The study later concluded that in the entire city of Flint the percentage of young children with levels of lead doubled. In some neighborhoods it had tripled.

“It took evidence that children were being poisoned for something to happen,” Dr. Hanna-Attisha said. “I’m glad that we were able to share that info but I’m sad that it took so long because there were concerns with this water from the very onset.”

Currently tasked with addressing those concerns is recent mayoral elect Karen Weaver. A Flint native, the ongoing water crisis quickly became one of her campaign focuses as the switch to the Flint river water had occurred under her opponent, now former Mayor Dayne Walling. Weaver said she’s happy for the opportunity to give back to the city and simply wants to see progress. For her, declaring a state of emergency was the starting point.

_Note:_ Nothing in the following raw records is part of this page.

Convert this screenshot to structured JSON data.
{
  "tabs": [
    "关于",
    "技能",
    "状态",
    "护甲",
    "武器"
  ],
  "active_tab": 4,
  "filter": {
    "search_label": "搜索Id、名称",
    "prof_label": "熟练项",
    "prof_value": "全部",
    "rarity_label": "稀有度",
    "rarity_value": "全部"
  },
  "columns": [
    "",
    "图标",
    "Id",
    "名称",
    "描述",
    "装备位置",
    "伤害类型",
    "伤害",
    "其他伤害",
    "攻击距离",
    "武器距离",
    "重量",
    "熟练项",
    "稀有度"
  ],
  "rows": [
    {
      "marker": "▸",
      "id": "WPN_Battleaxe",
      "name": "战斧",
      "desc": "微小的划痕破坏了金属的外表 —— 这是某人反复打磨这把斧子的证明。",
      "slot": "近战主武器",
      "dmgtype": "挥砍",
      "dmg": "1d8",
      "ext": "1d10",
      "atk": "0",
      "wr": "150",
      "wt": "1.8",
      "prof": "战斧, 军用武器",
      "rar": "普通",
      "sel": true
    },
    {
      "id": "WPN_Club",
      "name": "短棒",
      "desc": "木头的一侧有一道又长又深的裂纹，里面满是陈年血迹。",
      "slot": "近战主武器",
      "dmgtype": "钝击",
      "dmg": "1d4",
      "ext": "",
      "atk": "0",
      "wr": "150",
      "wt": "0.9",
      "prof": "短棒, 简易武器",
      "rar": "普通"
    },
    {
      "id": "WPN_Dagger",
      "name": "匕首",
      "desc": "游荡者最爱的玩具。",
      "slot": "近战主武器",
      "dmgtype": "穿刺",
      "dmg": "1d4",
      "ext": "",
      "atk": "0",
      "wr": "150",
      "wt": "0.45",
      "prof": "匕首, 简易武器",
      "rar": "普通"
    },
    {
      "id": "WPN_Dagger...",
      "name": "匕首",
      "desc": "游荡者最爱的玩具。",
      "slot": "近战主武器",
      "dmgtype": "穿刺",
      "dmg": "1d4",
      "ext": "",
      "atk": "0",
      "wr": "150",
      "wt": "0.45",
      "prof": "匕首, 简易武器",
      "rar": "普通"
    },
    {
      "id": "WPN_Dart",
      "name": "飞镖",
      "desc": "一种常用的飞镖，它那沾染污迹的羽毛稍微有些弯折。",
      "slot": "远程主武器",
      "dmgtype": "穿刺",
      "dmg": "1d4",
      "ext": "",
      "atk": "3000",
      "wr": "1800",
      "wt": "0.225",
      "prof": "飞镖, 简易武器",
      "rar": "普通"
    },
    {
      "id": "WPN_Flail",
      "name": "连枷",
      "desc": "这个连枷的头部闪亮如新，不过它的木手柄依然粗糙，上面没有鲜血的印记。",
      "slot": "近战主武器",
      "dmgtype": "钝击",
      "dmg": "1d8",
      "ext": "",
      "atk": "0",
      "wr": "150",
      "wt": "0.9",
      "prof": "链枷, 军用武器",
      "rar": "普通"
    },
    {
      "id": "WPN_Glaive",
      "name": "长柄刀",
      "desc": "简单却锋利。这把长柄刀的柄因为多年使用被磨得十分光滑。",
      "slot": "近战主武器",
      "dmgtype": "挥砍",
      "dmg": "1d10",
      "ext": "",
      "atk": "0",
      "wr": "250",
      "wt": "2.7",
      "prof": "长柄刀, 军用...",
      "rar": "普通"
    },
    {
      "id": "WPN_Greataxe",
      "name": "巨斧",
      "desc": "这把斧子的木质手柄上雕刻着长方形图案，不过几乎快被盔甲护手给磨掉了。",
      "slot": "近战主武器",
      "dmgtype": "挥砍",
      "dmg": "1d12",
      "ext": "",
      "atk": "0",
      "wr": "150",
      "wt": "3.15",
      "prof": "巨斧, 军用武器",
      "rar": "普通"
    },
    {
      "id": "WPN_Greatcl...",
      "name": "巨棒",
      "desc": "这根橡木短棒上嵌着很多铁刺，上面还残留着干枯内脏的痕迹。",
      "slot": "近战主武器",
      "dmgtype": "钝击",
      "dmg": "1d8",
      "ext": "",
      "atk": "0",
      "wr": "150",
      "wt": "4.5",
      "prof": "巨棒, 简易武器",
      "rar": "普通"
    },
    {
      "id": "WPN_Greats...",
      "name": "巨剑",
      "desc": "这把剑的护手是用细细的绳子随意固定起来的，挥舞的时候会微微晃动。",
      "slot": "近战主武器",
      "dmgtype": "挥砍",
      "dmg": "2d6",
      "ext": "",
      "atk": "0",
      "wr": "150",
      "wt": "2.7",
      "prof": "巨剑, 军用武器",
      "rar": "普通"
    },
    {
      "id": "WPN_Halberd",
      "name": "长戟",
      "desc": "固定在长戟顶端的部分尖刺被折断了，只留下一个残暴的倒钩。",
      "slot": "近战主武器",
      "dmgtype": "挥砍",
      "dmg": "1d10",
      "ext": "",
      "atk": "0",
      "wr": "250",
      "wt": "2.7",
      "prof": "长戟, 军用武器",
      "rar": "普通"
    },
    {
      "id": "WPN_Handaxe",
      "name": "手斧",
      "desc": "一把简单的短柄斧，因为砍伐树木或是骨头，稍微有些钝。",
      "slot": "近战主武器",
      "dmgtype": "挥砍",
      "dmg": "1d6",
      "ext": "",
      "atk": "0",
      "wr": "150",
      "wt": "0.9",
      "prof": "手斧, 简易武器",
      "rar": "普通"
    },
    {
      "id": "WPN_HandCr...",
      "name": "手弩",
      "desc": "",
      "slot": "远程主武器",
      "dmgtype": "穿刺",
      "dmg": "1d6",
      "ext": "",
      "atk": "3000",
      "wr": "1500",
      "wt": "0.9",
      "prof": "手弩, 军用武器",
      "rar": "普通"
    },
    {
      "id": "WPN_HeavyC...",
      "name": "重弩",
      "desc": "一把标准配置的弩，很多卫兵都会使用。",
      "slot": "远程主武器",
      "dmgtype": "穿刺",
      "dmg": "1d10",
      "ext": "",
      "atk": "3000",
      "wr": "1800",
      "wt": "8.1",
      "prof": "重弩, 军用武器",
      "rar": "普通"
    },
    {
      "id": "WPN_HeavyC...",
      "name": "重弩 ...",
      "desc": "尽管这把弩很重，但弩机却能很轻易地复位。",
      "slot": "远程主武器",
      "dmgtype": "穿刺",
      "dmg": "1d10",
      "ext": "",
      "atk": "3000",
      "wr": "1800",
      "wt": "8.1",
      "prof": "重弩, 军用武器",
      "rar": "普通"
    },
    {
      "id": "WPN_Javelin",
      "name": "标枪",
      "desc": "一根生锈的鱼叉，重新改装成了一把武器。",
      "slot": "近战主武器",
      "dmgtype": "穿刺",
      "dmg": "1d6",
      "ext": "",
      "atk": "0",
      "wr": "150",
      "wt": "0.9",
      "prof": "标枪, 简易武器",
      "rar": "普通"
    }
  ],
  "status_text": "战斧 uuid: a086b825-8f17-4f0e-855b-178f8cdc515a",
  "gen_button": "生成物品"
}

“We’ve been asking for our voices to be heard we’ve been asking for some accountability and those things seem to be happening,” Weaver said.

“I want some money. I want some services and supports for the families that are here because that’s what we deserve. We didn’t create this and we don’t deserve what’s happened to us, so I want to be able to get everything that I can to help the families. That’s what I want.”

Several government officials, those in power during the switch, have resigned. Governor Rick Snyder has called in the Michigan National Guard to assist American Red Cross workers in handing out cases of bottled water and filters at firehouses throughout the City. On January 16, President Obama approved a declaration for a state of emergency freeing up federal assistance. However, some residents, say it’s just a bandaid on the issue. Protests and rallies continue to occur regularly calling for Snyder’s resignation. Those who lack transit still have trouble reaching the firehouses. In peak hours they will often run out of water filters until another shipment comes in. Residents are only allotted one to two cases of bottled water per a family.

Marc Edwards, a civil engineering professor at Virginia Tech, supervised the Flint water study as an expert on municipal water quality. He said the City of Flint remains in uncharted territory and the damage to the infrastructure is a large issue for the future.

“The damage to the pipes and the children is irreversible, we can’t undo what’s been done,” Edwards said. “To my knowledge there’s never been a manmade disaster of this nature before, where the state actually broke federal law and against the protest of people in the city, outside experts, EPA employees, refused to do anything about it for 18 months and so it’s a very unique situation, it’s going to need unique solutions.”